We're also proud of what we chose not to build. Deferring the LLM insight layer was the right call for a project targeting clinical credibility. It would have been the easy demo, but it would have undermined the core principle. Every finding in hOS traces back to a validated, reproducible pipeline, and we didn't compromise that for a flashier presentation.

And we're proud of the local-first commitment. Your health data never leaves your machine. No cloud uploads, no subscription gates, no third party touching your diagnostics. In an era where health data is increasingly commodified, that feels important.

What we learned

Architecture-first pays compound interest. We spent what felt like a disproportionate amount of time on the node model and pipeline contract before writing implementation code. That investment paid back immediately when we could parallelise development across nodes without stepping on each other, and it continues to pay back every time we add a new scoring system or data source.

Determinism is harder than it sounds. Saying "same input, same output" is easy. Actually achieving it across different machines, Python environments, and ML library versions requires deliberate engineering — pinned dependencies, locked model versions, and explicit verification. It's the kind of work that doesn't show up in a demo but is the entire foundation of clinical credibility.

What's next for hOS

The Orchestrator. Cross-diagnostic analysis is where hOS becomes more than the sum of its parts. Correlating blood markers with imaging findings and body composition data to flag systemic patterns — metabolic syndrome, inflammatory cascades, hormonal imbalances — is the next major milestone. The architecture is ready for it; the output contracts from each node are designed to feed directly into the Orchestrator's import layer.

Any diagnostic domain, same architecture. This is the part that excites us most. The node model isn't specific to blood work or imaging — it's a general-purpose contract for diagnostic interpretation. The five-layer pipeline (import, unify, evaluate, insight, pipeline) and the output contract system mean that adding a new diagnostic domain doesn't require rethinking the architecture. It requires implementing the layers. Cardiology, dermatology, pulmonary function, genomics, audiometry — each of these is a node waiting to be built. The import layer learns to ingest that domain's raw data. The unify layer normalises it into typed structs. The evaluation layer runs validated scoring. And the Orchestrator immediately gains the ability to cross-reference that new domain against everything else. A cardiology node doesn't just give you cardiac analysis — it gives the Orchestrator the ability to correlate cardiac findings with liver enzymes, imaging results, and body composition in ways that would normally require a multidisciplinary team. The modularity isn't a nice architectural property. It's the scaling strategy. Every new node makes every existing node more valuable, because the Orchestrator sees further with each domain it can draw from. And because the trait contract is language-agnostic — a node can implement its layers in Rust, Python, or anything else — the barrier to adding a new domain is domain expertise and validated models, not engineering rework.
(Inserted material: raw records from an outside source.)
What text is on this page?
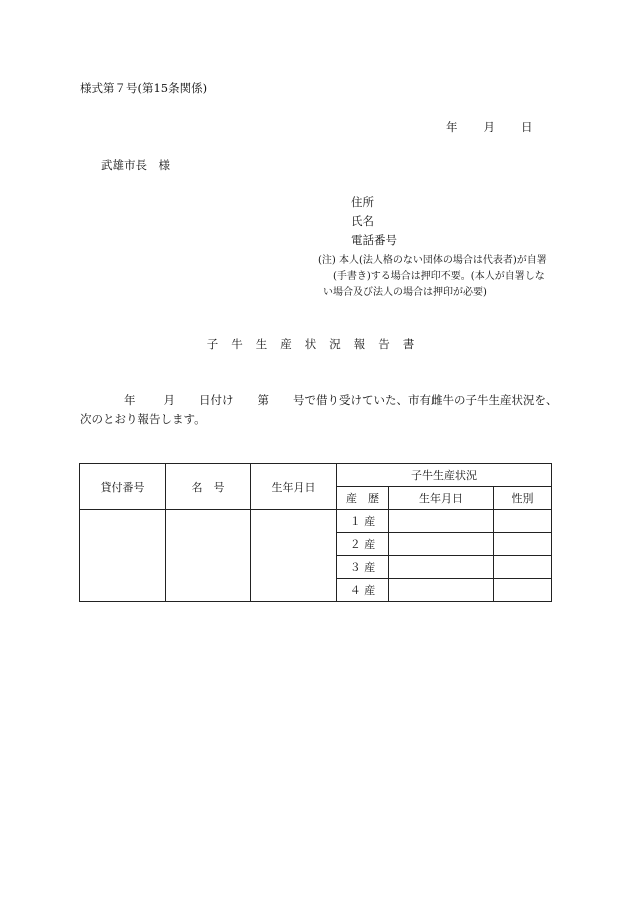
様式第７号(第15条関係)
年 月 日
武雄市長　様
住所
氏名
電話番号
(注) 本人(法人格のない団体の場合は代表者)が自署
(手書き)する場合は押印不要。(本人が自署しな
い場合及び法人の場合は押印が必要)
子牛生産状況報告書
年 月 日付け 第 号で借り受けていた、市有雌牛の子牛生産状況を、
次のとおり報告します。
貸付番号	名　号	生年月日	子牛生産状況		
			産　歴	生年月日	性別
			１ 産		
			２ 産		
			３ 産		
			４ 産		
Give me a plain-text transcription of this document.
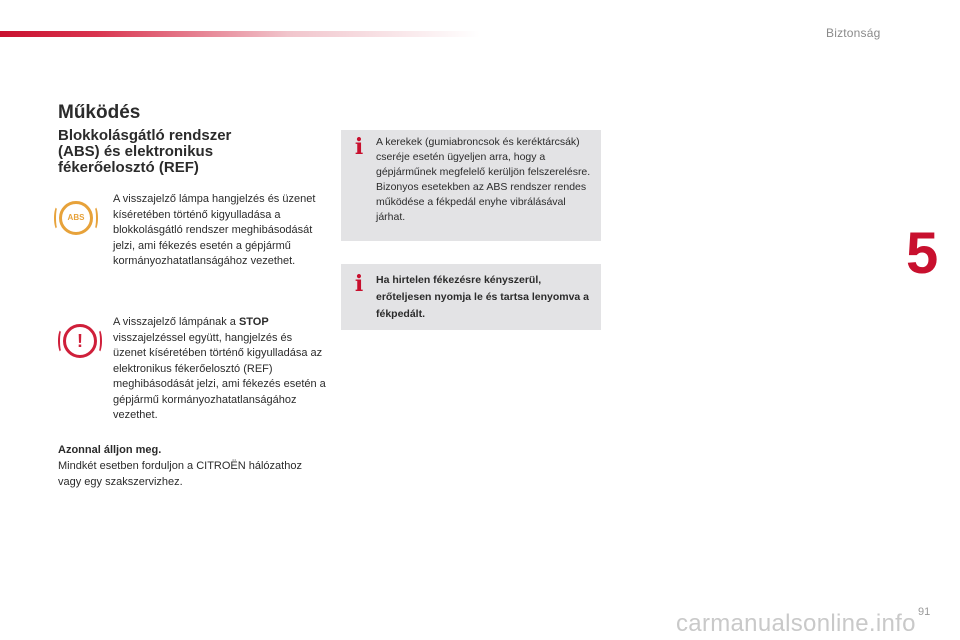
Biztonság
Működés
Blokkolásgátló rendszer
(ABS) és elektronikus
fékerőelosztó (REF)
ABS
A visszajelző lámpa hangjelzés és üzenet kíséretében történő kigyulladása a blokkolásgátló rendszer meghibásodását jelzi, ami fékezés esetén a gépjármű kormányozhatatlanságához vezethet.
!
A visszajelző lámpának a STOP visszajelzéssel együtt, hangjelzés és üzenet kíséretében történő kigyulladása az elektronikus fékerőelosztó (REF) meghibásodását jelzi, ami fékezés esetén a gépjármű kormányozhatatlanságához vezethet.
Azonnal álljon meg.
Mindkét esetben forduljon a CITROËN hálózathoz vagy egy szakszervizhez.
i A kerekek (gumiabroncsok és keréktárcsák) cseréje esetén ügyeljen arra, hogy a gépjárműnek megfelelő kerüljön felszerelésre.
Bizonyos esetekben az ABS rendszer rendes működése a fékpedál enyhe vibrálásával járhat.
i Ha hirtelen fékezésre kényszerül, erőteljesen nyomja le és tartsa lenyomva a fékpedált.
5
91
carmanualsonline.info
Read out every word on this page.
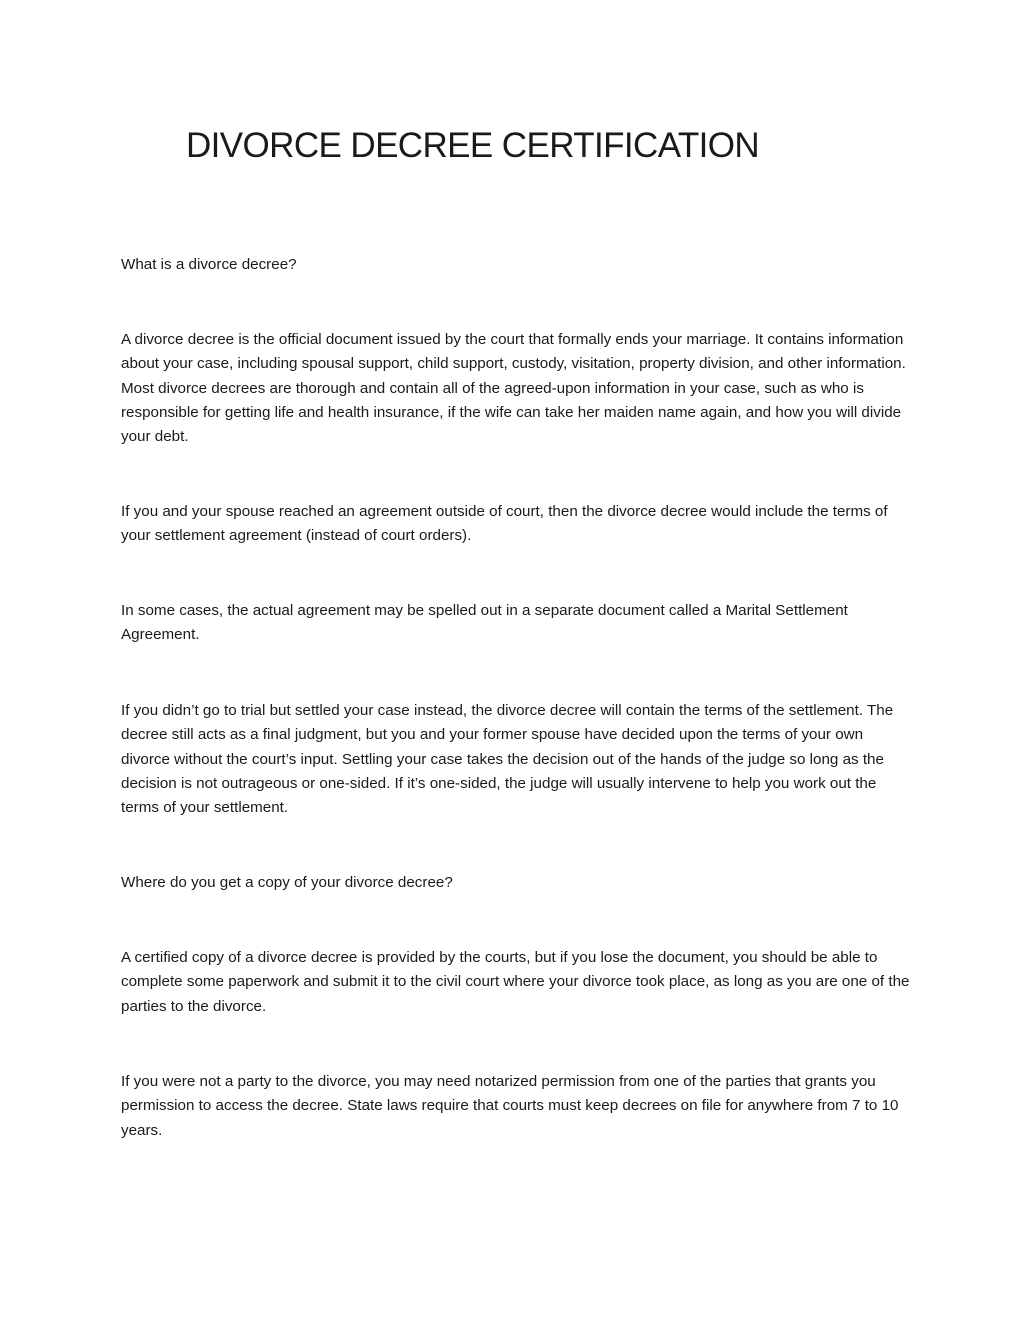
DIVORCE DECREE CERTIFICATION

What is a divorce decree?

A divorce decree is the official document issued by the court that formally ends your marriage. It contains information about your case, including spousal support, child support, custody, visitation, property division, and other information. Most divorce decrees are thorough and contain all of the agreed-upon information in your case, such as who is responsible for getting life and health insurance, if the wife can take her maiden name again, and how you will divide your debt.

If you and your spouse reached an agreement outside of court, then the divorce decree would include the terms of your settlement agreement (instead of court orders).

In some cases, the actual agreement may be spelled out in a separate document called a Marital Settlement Agreement.

If you didn’t go to trial but settled your case instead, the divorce decree will contain the terms of the settlement. The decree still acts as a final judgment, but you and your former spouse have decided upon the terms of your own divorce without the court’s input. Settling your case takes the decision out of the hands of the judge so long as the decision is not outrageous or one-sided. If it’s one-sided, the judge will usually intervene to help you work out the terms of your settlement.

Where do you get a copy of your divorce decree?

A certified copy of a divorce decree is provided by the courts, but if you lose the document, you should be able to complete some paperwork and submit it to the civil court where your divorce took place, as long as you are one of the parties to the divorce.

If you were not a party to the divorce, you may need notarized permission from one of the parties that grants you permission to access the decree. State laws require that courts must keep decrees on file for anywhere from 7 to 10 years.
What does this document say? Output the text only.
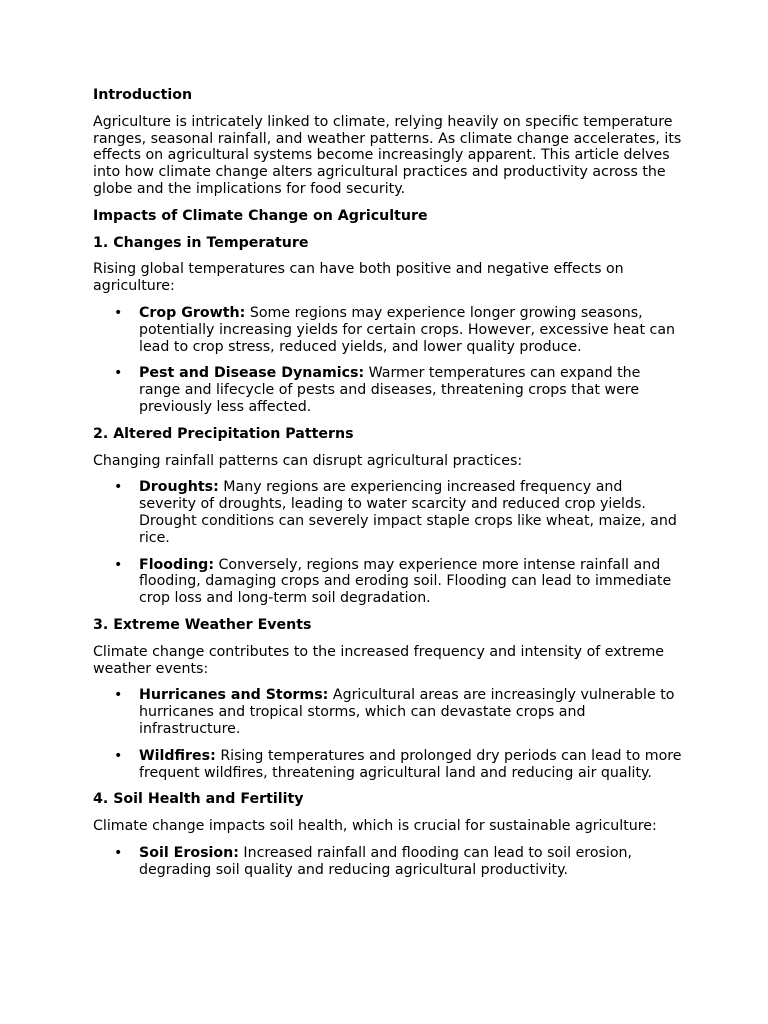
Introduction

Agriculture is intricately linked to climate, relying heavily on specific temperature ranges, seasonal rainfall, and weather patterns. As climate change accelerates, its effects on agricultural systems become increasingly apparent. This article delves into how climate change alters agricultural practices and productivity across the globe and the implications for food security.

Impacts of Climate Change on Agriculture
1. Changes in Temperature

Rising global temperatures can have both positive and negative effects on agriculture:

• Crop Growth: Some regions may experience longer growing seasons, potentially increasing yields for certain crops. However, excessive heat can lead to crop stress, reduced yields, and lower quality produce.
• Pest and Disease Dynamics: Warmer temperatures can expand the range and lifecycle of pests and diseases, threatening crops that were previously less affected.
2. Altered Precipitation Patterns

Changing rainfall patterns can disrupt agricultural practices:

• Droughts: Many regions are experiencing increased frequency and severity of droughts, leading to water scarcity and reduced crop yields. Drought conditions can severely impact staple crops like wheat, maize, and rice.
• Flooding: Conversely, regions may experience more intense rainfall and flooding, damaging crops and eroding soil. Flooding can lead to immediate crop loss and long-term soil degradation.
3. Extreme Weather Events

Climate change contributes to the increased frequency and intensity of extreme weather events:

• Hurricanes and Storms: Agricultural areas are increasingly vulnerable to hurricanes and tropical storms, which can devastate crops and infrastructure.
• Wildfires: Rising temperatures and prolonged dry periods can lead to more frequent wildfires, threatening agricultural land and reducing air quality.
4. Soil Health and Fertility

Climate change impacts soil health, which is crucial for sustainable agriculture:

• Soil Erosion: Increased rainfall and flooding can lead to soil erosion, degrading soil quality and reducing agricultural productivity.
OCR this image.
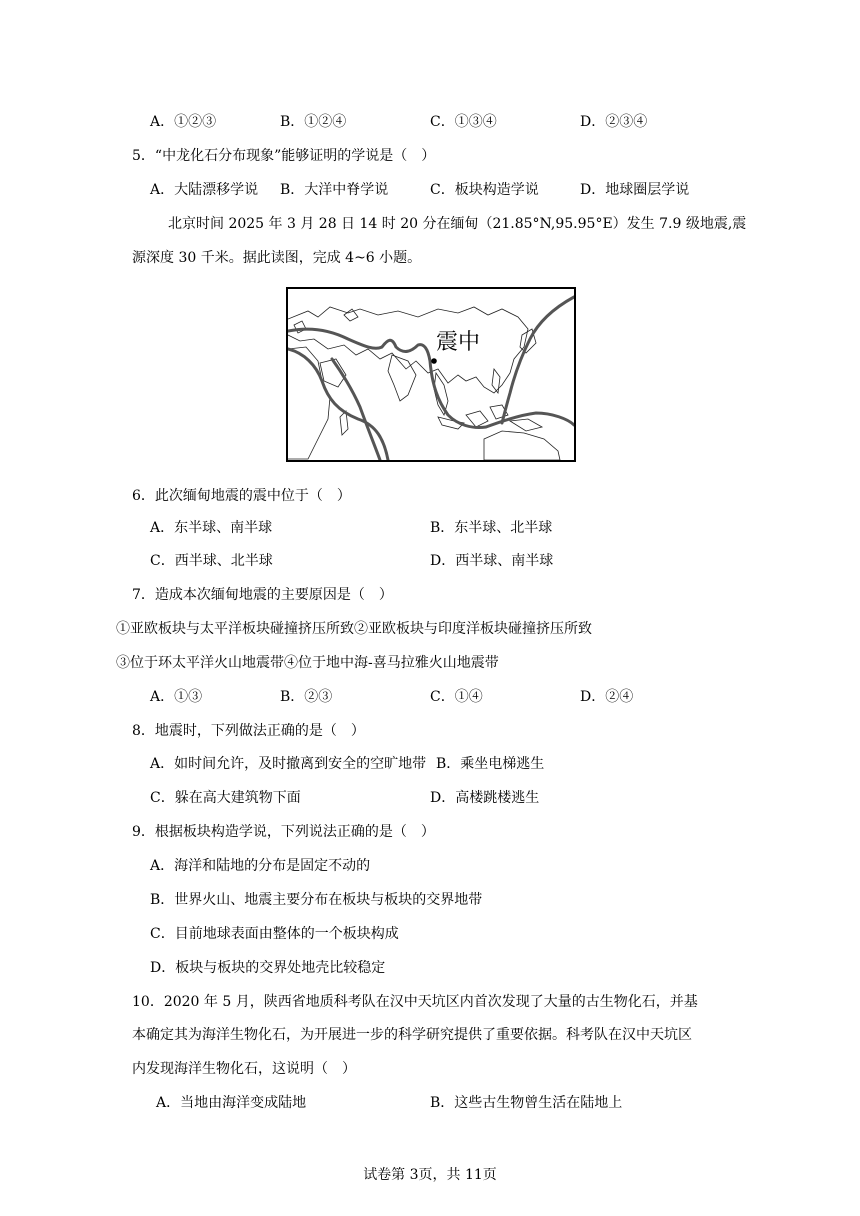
A．①②③	B．①②④	C．①③④	D．②③④
5．“中龙化石分布现象”能够证明的学说是（　）
A．大陆漂移学说 B．大洋中脊学说	C．板块构造学说	D．地球圈层学说
北京时间 2025 年 3 月 28 日 14 时 20 分在缅甸（21.85°N,95.95°E）发生 7.9 级地震,震
源深度 30 千米。据此读图，完成 4~6 小题。
震中
6．此次缅甸地震的震中位于（　）
A．东半球、南半球	B．东半球、北半球
C．西半球、北半球	D．西半球、南半球
7．造成本次缅甸地震的主要原因是（　）
①亚欧板块与太平洋板块碰撞挤压所致②亚欧板块与印度洋板块碰撞挤压所致
③位于环太平洋火山地震带④位于地中海-喜马拉雅火山地震带
A．①③	B．②③	C．①④	D．②④
8．地震时，下列做法正确的是（　）
A．如时间允许，及时撤离到安全的空旷地带 B．乘坐电梯逃生
C．躲在高大建筑物下面	D．高楼跳楼逃生
9．根据板块构造学说，下列说法正确的是（　）
A．海洋和陆地的分布是固定不动的
B．世界火山、地震主要分布在板块与板块的交界地带
C．目前地球表面由整体的一个板块构成
D．板块与板块的交界处地壳比较稳定
10．2020 年 5 月，陕西省地质科考队在汉中天坑区内首次发现了大量的古生物化石，并基
本确定其为海洋生物化石，为开展进一步的科学研究提供了重要依据。科考队在汉中天坑区
内发现海洋生物化石，这说明（　）
A．当地由海洋变成陆地	B．这些古生物曾生活在陆地上
试卷第 3页，共 11页
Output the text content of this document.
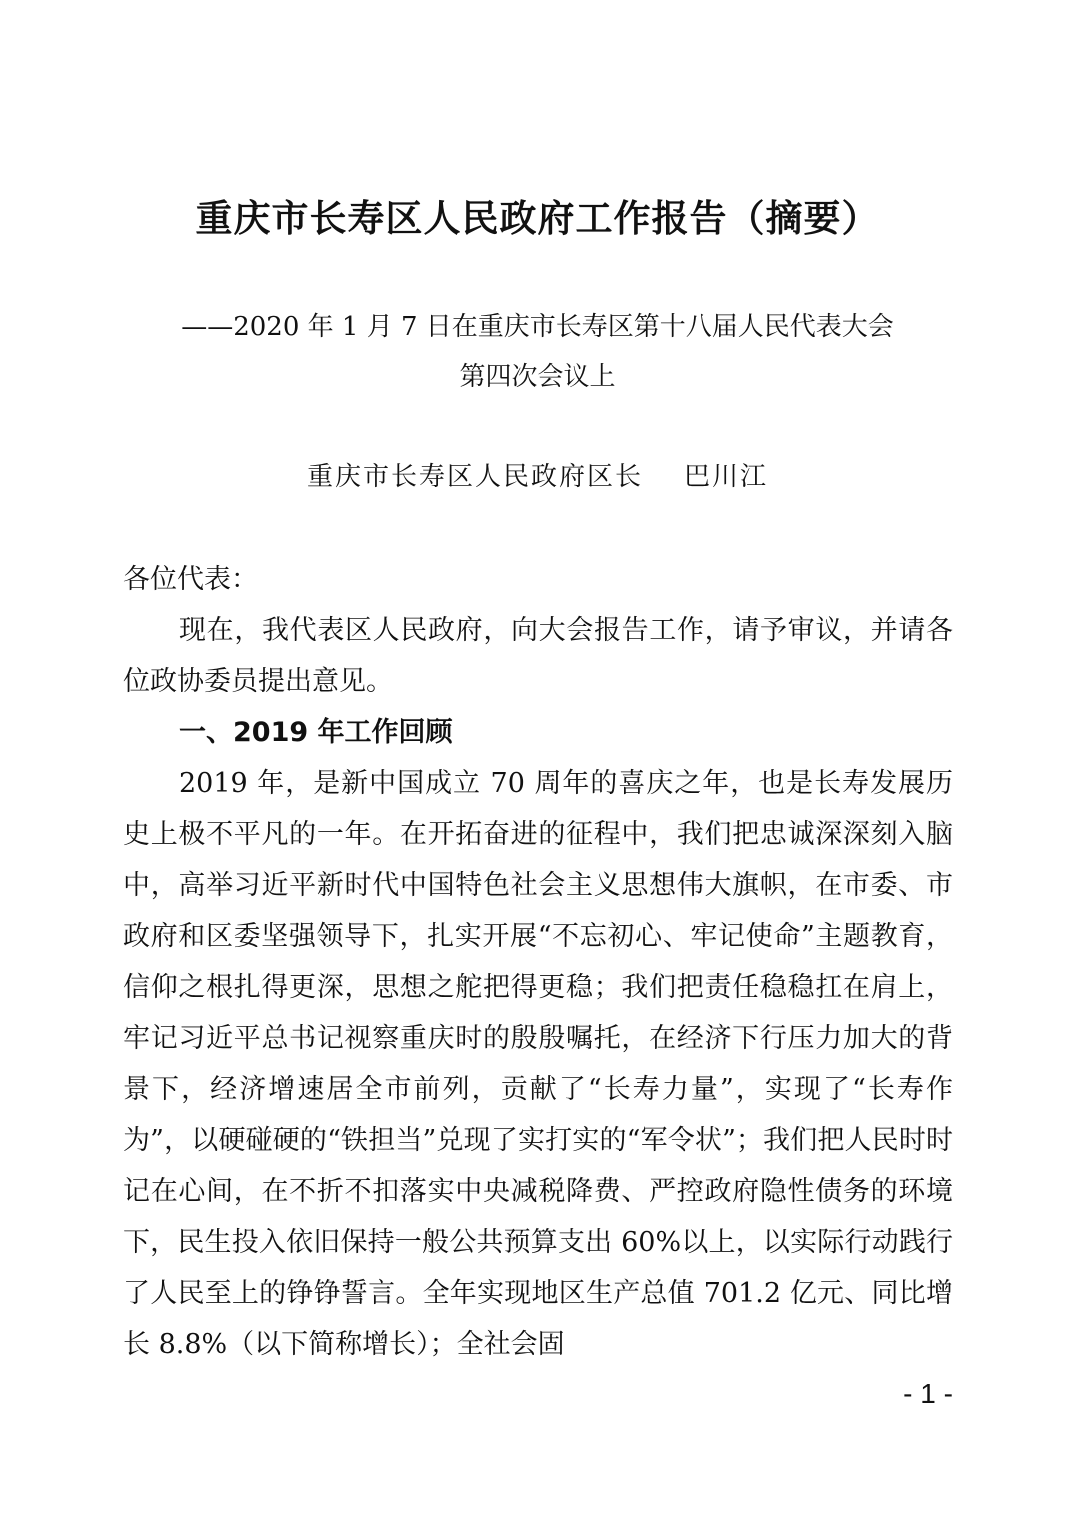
重庆市长寿区人民政府工作报告（摘要）
——2020 年 1 月 7 日在重庆市长寿区第十八届人民代表大会
第四次会议上
重庆市长寿区人民政府区长    巴川江

各位代表：

现在，我代表区人民政府，向大会报告工作，请予审议，并请各位政协委员提出意见。

一、2019 年工作回顾

2019 年，是新中国成立 70 周年的喜庆之年，也是长寿发展历史上极不平凡的一年。在开拓奋进的征程中，我们把忠诚深深刻入脑中，高举习近平新时代中国特色社会主义思想伟大旗帜，在市委、市政府和区委坚强领导下，扎实开展“不忘初心、牢记使命”主题教育，信仰之根扎得更深，思想之舵把得更稳；我们把责任稳稳扛在肩上，牢记习近平总书记视察重庆时的殷殷嘱托，在经济下行压力加大的背景下，经济增速居全市前列，贡献了“长寿力量”，实现了“长寿作为”，以硬碰硬的“铁担当”兑现了实打实的“军令状”；我们把人民时时记在心间，在不折不扣落实中央减税降费、严控政府隐性债务的环境下，民生投入依旧保持一般公共预算支出 60%以上，以实际行动践行了人民至上的铮铮誓言。全年实现地区生产总值 701.2 亿元、同比增长 8.8%（以下简称增长）；全社会固

- 1 -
The regulatory path. Everything we've built is designed with TGA and FDA approval in mind. The deterministic pipeline, the audit trail, the reproducibility guarantees — these aren't nice-to-haves, they're prerequisites. The next phase includes formal validation studies and beginning the regulatory submission process.

And the insight layer — when frontier models reach the point where their outputs are reproducible and auditable enough for clinical use, and when regulatory frameworks provide clear guidance, we'll add LLM-based contextualisation. But not before. The diagnostic core comes first.